Why conduct a community needs assessment?

Before you begin implementing a program of change, you should assess the needs of the people who are most affected by the problem that you will be trying to address, and who will, hopefully, most benefit from the change you are trying to effect. All social justice initiatives should incorporate the voice and needs of the community which it aims to serve. Too many times, volunteers will organize projects that address perceived needs, rather than true needs.

Those perceptions can be fed by stereotypes about the population the volunteers are trying to help as well as misunderstandings based on a lack of understanding of the situation on the ground. You should start by focusing on a specific community and allow appropriate projects to emerge from conversations with area residents. Communication with the individuals who are directly experiencing the problem will enable the population being served to have the primary say as to what help they would like, will avoid duplicating other efforts that are already in place, and will allow those who are serving to have maximum impact.


When do you need to conduct a community needs assessment?

Identifying resources and needs should be done on an ongoing basis throughout your initiative:

  • Prior to planning the initiative
  • During implementation of the initiative
  • On an ongoing basis after completion of the initiative

There are many ways to identify local needs and resources. Often, it is most
effective to establish a close partnership with a local organization that has
experience working in the community. You can rely on such a partner to
provide you with all of the relevant information pertaining to the community’s
needs, challenges, hopes, and plans. Essentially, you will be outsourcing — but
not ignoring – this important task to a reliable partner.

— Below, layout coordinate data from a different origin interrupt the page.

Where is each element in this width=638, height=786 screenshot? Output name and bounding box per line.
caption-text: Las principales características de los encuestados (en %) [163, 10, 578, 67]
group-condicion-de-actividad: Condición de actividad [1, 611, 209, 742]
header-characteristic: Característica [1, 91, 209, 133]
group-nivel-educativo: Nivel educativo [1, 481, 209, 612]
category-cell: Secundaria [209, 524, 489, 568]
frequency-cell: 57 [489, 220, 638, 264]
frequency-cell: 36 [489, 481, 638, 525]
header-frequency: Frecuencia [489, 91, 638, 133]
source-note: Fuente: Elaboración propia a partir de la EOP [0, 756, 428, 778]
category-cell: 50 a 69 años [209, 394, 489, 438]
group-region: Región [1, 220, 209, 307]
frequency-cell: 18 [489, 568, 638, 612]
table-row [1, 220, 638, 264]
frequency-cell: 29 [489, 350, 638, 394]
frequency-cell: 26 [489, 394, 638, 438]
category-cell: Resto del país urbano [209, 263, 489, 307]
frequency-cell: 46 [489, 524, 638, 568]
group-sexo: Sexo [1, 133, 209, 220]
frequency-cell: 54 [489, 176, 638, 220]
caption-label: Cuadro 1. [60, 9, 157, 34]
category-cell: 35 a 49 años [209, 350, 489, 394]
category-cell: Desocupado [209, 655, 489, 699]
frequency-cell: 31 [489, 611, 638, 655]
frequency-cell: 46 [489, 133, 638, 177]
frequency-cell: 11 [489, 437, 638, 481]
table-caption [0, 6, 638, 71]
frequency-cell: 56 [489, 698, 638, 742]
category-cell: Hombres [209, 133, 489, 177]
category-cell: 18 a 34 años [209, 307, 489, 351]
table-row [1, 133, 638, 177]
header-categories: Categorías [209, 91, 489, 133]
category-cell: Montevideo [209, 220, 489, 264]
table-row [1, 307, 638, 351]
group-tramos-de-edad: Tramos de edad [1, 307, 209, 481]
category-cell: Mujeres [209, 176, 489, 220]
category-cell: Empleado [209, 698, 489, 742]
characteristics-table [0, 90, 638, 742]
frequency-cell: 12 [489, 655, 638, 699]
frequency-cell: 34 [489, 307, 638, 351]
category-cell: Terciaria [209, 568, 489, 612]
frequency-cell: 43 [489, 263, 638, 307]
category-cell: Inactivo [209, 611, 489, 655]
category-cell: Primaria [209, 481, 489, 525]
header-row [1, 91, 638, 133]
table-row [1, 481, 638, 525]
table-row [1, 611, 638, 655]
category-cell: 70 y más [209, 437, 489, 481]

In other instances it may be more appropriate, even necessary, for you to gather information about a community on your own. You can interview key people (e.g. elected officials, leaders of faith communities, longtime residents, etc.), hold community meetings or conduct focus group sessions. You should also be sure to read or research local publications (e.g. local newspapers, periodicals or newsletters of local organizations).

The most important part of identifying local needs and resources is listening to the insights of group members, community residents, leaders and others, while incorporating community data and history into the analysis. Choose an issue area that you are interested in, then seek out key people or organizations involved in that area and arrange to have informational meetings. As you begin to learn more about problems that the community faces, you should be thinking about possible root-causes of these problems. For example, if you want to work on helping local elementary students improve their performance in school, you might establish a tutoring program. You might also work on increasing the availability of low-cost, nutritious food, since lack of nutrition affects academic performance. A tutoring program might directly address the problem of academic performance, but if the root-cause of the problem is hunger, it will have limited impact. As most issues have multiple root-causes, effective initiatives take the root-causes into account.